Role of Sphingolipid Signaling in Glomerular Diseases: Focus on DKD and FSGS

Abstract

Sphingolipids are well-recognized as major players in the pathogenesis of many human diseases, including chronic kidney disease. The kidney is a very sensitive organ to alterations in sphingolipid metabolism. The critical issues to be addressed in this review relate to the role of sphingolipids and enzymes involved in sphingolipid metabolism in the pathogenesis of glomerular diseases with a special focus on podocytes, a key cellular component of the glomerular filtration barrier. Among several sphingolipids, we will highlight the role of ceramide, sphingosine, sphingosine-1-phosphate and ceramide-1-phosphate. Additionally, we will summarize the current knowledge with regard to the use of sphingolipids as therapeutic agents for the treatment of podocyte injury in kidney disease.

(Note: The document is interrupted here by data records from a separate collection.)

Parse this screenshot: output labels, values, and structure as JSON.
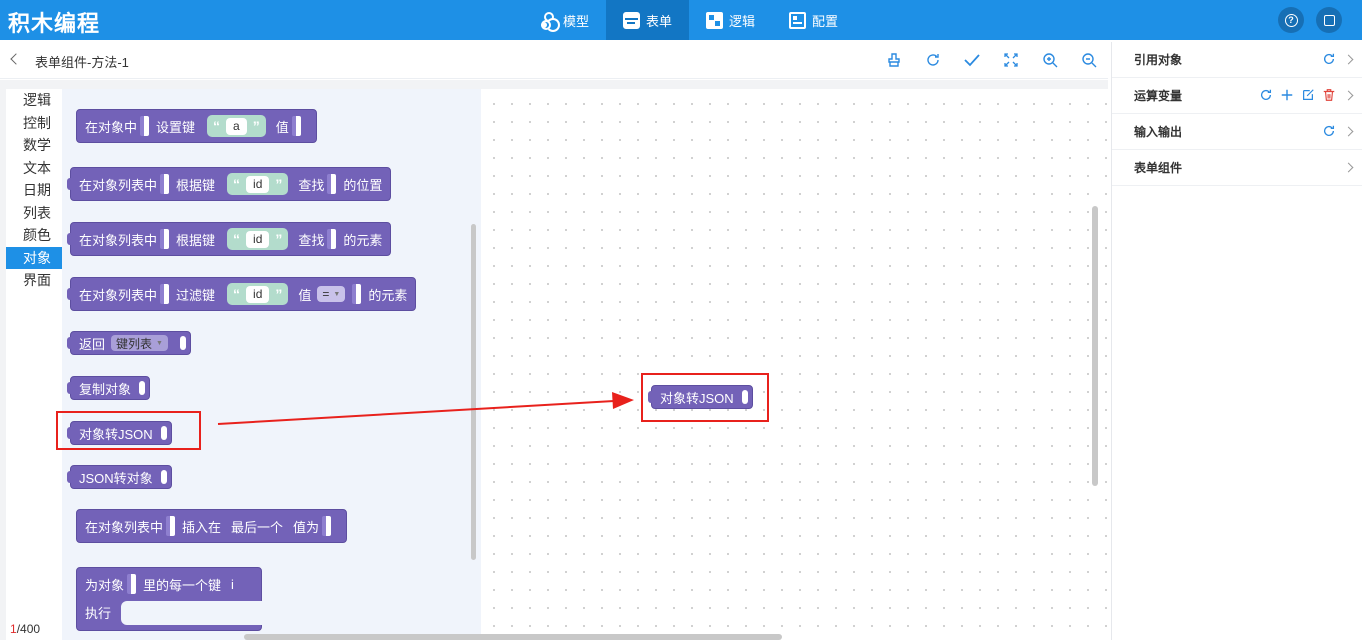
{
  "app": {
    "title": "积木编程"
  },
  "nav": {
    "items": [
      {
        "label": "模型",
        "icon": "model-icon"
      },
      {
        "label": "表单",
        "icon": "form-icon"
      },
      {
        "label": "逻辑",
        "icon": "logic-icon"
      },
      {
        "label": "配置",
        "icon": "config-icon"
      }
    ],
    "active_index": 1
  },
  "header_buttons": {
    "help": "?"
  },
  "breadcrumb": {
    "title": "表单组件-方法-1"
  },
  "toolbar": {
    "icons": [
      "clean-icon",
      "refresh-icon",
      "check-icon",
      "fit-icon",
      "zoom-in-icon",
      "zoom-out-icon"
    ]
  },
  "categories": {
    "items": [
      "逻辑",
      "控制",
      "数学",
      "文本",
      "日期",
      "列表",
      "颜色",
      "对象",
      "界面"
    ],
    "active": "对象"
  },
  "counter": {
    "current": "1",
    "total": "/400"
  },
  "blocks": {
    "b1": {
      "p1": "在对象中",
      "p2": "设置键",
      "str": "a",
      "p3": "值"
    },
    "b2": {
      "p1": "在对象列表中",
      "p2": "根据键",
      "str": "id",
      "p3": "查找",
      "p4": "的位置"
    },
    "b3": {
      "p1": "在对象列表中",
      "p2": "根据键",
      "str": "id",
      "p3": "查找",
      "p4": "的元素"
    },
    "b4": {
      "p1": "在对象列表中",
      "p2": "过滤键",
      "str": "id",
      "p3": "值",
      "op": "=",
      "p4": "的元素"
    },
    "b5": {
      "p1": "返回",
      "dd": "键列表"
    },
    "b6": {
      "p1": "复制对象"
    },
    "b7": {
      "p1": "对象转JSON"
    },
    "b8": {
      "p1": "JSON转对象"
    },
    "b9": {
      "p1": "在对象列表中",
      "p2": "插入在",
      "p3": "最后一个",
      "p4": "值为"
    },
    "b10": {
      "p1": "为对象",
      "p2": "里的每一个键",
      "var": "i",
      "p3": "执行"
    },
    "quote_open": "“",
    "quote_close": "”"
  },
  "canvas_block": {
    "label": "对象转JSON"
  },
  "annotation_colors": {
    "highlight": "#e8211c",
    "block": "#7362b8",
    "accent": "#1e90e6"
  },
  "right_panel": {
    "items": [
      {
        "label": "引用对象",
        "icons": [
          "refresh-icon"
        ]
      },
      {
        "label": "运算变量",
        "icons": [
          "refresh-icon",
          "plus-icon",
          "edit-icon",
          "trash-icon"
        ]
      },
      {
        "label": "输入输出",
        "icons": [
          "refresh-icon"
        ]
      },
      {
        "label": "表单组件",
        "icons": []
      }
    ]
  }
}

Keywords: C1P; Ceramide; DKD; FSGS; Kidney; Podocyte; S1P; SMPDL3b; Sphingolipids.

Figure 1:

The biological roles of active sphingolipid metabolites. Ceramide, sphingosine-1-phosphate (S1P) and ceramide-1-phosphate (C1P) can be converted into each other and regulate many important functions in a cell. While the conversion of C1P to S1P and vice versa might be possible, it has not yet been confirmed experimentally.

Figure 2:

Suggested mechanism of the dysregulation of the sphingolipid machinery in glomerular diseases. The data summarized are related to the events in kidney cortex only. Decreased activity of desaturase (Degs2) results in the accumulation of dihydroceramides (DH-Cer) and causes accumulation of reactive oxygen species (ROS), which impairs ATP production and leads to apoptosis. Decreased activity of sphingosine-1-phosphate lyase 1 (Sgpl1) results in the accumulation of sphingosine-1-phosphate (S1P). At the plasma membrane, decreased activity of sphingomyelin phosphodiesterase 2 (Smpd2) affects ceramide (Cer) production, while elevated activity of alkaline ceramidase 2 Acer2) increases levels of sphingosine (Sph) and, as a consequence, S1P. Overproduction of S1P results in increased S1P efflux via S1P transporters (such as ATP-binding cassette transporters ABCA1, ABCG1, ABCC1 and S1P transporter Spns2), where S1P acts as a paracrine factor and activates S1P receptors (primarily, S1P receptor 1, S1Pr1), leading to overproduction of NAPDH oxidase (NOX), increased ROS production and apoptosis. Overexpression of sphingomyelin phosphodiesterase acid-like 3b (SMPDL3b) blocks ceramide kinase (CERK) activity and the conversion of ceramide to ceramide-1-phosphate (C1P), which affects interaction between insulin receptor (IR) and caveolin-1 (Cav1), leading to decreased protein kinase B (AKT) phosphorylation and apoptosis. Accumulation of the ganglioside GM3 at the plasma membrane has a similar effect, causing displacement of IR from Cav1 and impaired AKT phosphorylation.